Broadband is Now a Mature Market

One of the most interesting things revealed by Cisco’s latest Annual Internet Report is the extent to which North America is now largely a mature broadband market. In this case, North America is the combination of the US and Canada and Cisco does not provide the data for each country.

Consider the following statistics for North America between 2018 and 2023:

  • The percentage of people using the Internet in 2023 will grow to 92% (345 million users) up from 90% (328 million users) in 2018.
  • The percentage of people using cellphones in 2023 will grow to 88% (329 million users) up from 86% (313 million users) in 2018.

This paints a picture of North America as a mature broadband market. While there are still new customers to land, ISPs collectively will not be winning many new customers. The growth of landline users from 328 million to 345 million over 5 years represents an annual growth rate of only 1%. In economic terms that’s a mature market.

There will likely continue to be movement within the market. In the year ending in the third quarter of 2019, the big cable companies took at least 2 million customers from telcos – a trend that is likely to continue. However, some telcos are fighting back by building fiber, such as the 12 million fiber passings built by AT&T over the last few years.

Cisco is painting the same bleak future for cellular customers and is predicting the same slow 1% annual growth for North America. The cellular companies have been waging a marketing war and stealing customers from each other – a largely zero-sum game. The cellular market is getting tougher as Comcast and Charter continue to win cellular customers and Dish Networks is poised to enter the market in a few years.

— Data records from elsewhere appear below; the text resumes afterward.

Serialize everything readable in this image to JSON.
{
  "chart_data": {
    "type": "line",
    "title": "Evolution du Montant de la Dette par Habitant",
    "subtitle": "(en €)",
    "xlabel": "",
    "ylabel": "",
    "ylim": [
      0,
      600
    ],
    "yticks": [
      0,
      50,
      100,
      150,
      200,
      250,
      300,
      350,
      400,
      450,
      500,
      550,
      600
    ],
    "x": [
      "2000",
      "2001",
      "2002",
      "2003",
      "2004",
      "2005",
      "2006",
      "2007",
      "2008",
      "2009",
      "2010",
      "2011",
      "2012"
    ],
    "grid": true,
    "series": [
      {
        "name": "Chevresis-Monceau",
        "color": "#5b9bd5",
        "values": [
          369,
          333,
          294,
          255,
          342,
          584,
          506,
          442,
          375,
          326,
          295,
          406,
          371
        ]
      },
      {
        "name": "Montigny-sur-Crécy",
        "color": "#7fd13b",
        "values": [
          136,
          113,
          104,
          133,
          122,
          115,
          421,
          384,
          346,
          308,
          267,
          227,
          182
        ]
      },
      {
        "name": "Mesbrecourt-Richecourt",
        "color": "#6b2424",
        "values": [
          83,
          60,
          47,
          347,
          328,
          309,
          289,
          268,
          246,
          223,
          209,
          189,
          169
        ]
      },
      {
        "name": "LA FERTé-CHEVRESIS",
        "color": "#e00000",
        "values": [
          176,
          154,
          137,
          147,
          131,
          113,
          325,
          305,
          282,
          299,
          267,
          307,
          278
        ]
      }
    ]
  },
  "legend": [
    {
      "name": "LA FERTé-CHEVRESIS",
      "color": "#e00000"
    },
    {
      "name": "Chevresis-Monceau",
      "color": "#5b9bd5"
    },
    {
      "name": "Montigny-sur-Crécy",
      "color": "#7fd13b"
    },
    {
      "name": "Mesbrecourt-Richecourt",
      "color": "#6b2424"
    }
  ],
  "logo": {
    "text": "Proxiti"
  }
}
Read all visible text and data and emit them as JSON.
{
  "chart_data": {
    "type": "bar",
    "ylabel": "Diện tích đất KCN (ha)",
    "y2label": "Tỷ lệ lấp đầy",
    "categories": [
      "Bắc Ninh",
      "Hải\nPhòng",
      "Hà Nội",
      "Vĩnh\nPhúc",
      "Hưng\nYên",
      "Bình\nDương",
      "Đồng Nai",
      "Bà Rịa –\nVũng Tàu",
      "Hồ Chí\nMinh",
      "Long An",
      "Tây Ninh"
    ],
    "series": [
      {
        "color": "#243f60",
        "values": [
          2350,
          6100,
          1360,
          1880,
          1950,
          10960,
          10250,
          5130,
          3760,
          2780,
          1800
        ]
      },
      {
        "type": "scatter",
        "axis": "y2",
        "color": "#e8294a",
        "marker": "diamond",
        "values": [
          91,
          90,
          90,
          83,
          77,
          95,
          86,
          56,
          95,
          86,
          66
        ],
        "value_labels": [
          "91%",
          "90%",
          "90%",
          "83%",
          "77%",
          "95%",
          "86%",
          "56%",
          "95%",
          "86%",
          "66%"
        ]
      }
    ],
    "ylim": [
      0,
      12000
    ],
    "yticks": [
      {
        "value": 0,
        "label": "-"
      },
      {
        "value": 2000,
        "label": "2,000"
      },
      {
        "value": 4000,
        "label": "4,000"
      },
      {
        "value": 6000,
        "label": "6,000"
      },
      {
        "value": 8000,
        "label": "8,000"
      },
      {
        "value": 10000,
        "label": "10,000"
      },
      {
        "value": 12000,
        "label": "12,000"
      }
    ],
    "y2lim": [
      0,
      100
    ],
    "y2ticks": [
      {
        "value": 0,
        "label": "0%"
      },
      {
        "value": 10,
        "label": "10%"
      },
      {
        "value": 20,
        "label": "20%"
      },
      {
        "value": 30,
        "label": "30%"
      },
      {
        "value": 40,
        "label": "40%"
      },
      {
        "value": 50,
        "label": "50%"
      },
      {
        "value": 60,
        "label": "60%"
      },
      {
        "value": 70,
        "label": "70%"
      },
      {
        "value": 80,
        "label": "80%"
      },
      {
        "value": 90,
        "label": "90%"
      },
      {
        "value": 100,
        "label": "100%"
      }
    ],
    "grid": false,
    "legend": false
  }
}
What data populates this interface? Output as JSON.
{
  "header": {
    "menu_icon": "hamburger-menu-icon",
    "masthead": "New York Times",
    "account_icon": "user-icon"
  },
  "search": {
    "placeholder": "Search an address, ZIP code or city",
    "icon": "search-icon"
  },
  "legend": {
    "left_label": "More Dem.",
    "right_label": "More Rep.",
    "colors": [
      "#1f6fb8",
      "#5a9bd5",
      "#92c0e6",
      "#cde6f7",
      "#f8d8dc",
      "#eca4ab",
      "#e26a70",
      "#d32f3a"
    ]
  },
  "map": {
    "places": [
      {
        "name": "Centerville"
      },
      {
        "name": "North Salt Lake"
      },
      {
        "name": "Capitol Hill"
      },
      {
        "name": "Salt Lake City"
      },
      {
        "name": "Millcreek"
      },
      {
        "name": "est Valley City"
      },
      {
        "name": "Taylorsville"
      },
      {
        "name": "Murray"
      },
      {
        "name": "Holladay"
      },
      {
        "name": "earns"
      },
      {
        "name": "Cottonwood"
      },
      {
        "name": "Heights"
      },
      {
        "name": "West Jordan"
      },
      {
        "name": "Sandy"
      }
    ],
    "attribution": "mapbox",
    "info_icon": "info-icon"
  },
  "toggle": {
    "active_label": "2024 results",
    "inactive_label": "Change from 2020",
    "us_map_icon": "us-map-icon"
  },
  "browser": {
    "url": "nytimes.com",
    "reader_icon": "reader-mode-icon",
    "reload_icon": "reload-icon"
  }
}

The mature nature of the broadband and cellular industries exposes the FCC’s fiction that carriers will be spending a lot more capital due to relaxed regulations. It’s hard for any ISP to justify spending a lot of capital in a stagnant and slow-growing market. Any capital spending is being done to upgrade to newer technologies, but there is not a lot of capital needed due to customer growth.

Equipment manufacturers aren’t focusing on North America. While the US will add a net of 17 million people to the Internet over 5 years, Asia Pacific will be adding a billion new people, the Middle East and Africa will be adding 230 million people, and Latin America will be adding 83 million people. Europe is also a mature market and will only be adding 25 million people to the Internet over 5 years.

These numbers show why the administrations attempt to somehow squelch Huawei is likely doomed to failure. Huawei doesn’t need North America or Europe to succeed and can far outstrip European and American vendors by concentrating on Asia and Africa.

This slow growth also highlights the dilemma of the publicly traded ISPs. With a 1% annual growth rate the big ISPs start to look like electric utilities in terms of growth potential. Comcast and Charter  are still meeting Wall Street expectations due to taking customers from DSL, but even that growth has to slow and shrink away at some point. All of the other big cable companies are faced with trying to please Wall Street with stagnant customer counts – something that only can be done by raising rates, cutting costs through mergers, or introducing new revenue streams.

The industry doesn’t have far to grow after 2023. Numerous surveys have shown that most of the people that don’t buy Internet access either can’t afford it or live in a rural market where it’s not available. Since the big ISPs aren’t chasing either of those customer segments they are already collectively at their peak. Growth now comes only from general population growth – and even that news is not great as the US birth rate keeps dropping and immigration has been curtailed.

There is nothing wrong with a mature market from an economics perspective. Unfortunately, the high growth of broadband customers over the past twenty years has created an expectation on Wall Street that telecom companies have fast growth potential. I look at the basic numbers and wonder how long it will be until Wall Street resets that expectation. We’d all be a lot better off if the big ISPs didn’t feel huge pressure to grow the bottom line.

One thought on “Broadband is Now a Mature Market

  1. Sorry to be a broken record, but… no kidding.

    This is the only reason we have 5g.
    This is why 5g is all about entertainment.
    This is why 5g tried to become a national security issue.
    This is why getting rid of net neutrality was so critically important to telcos.

    They can’t merge their way out of this. Our rapacious outsourcing to China meant they couldn’t “national security” their way out of this. Their essential status as infrastructure means they can’t high-margin-growth their way out of this. Consequently, they can’t innovate their way out of this.

    Their big play is to charge more for the same stuff, at this point.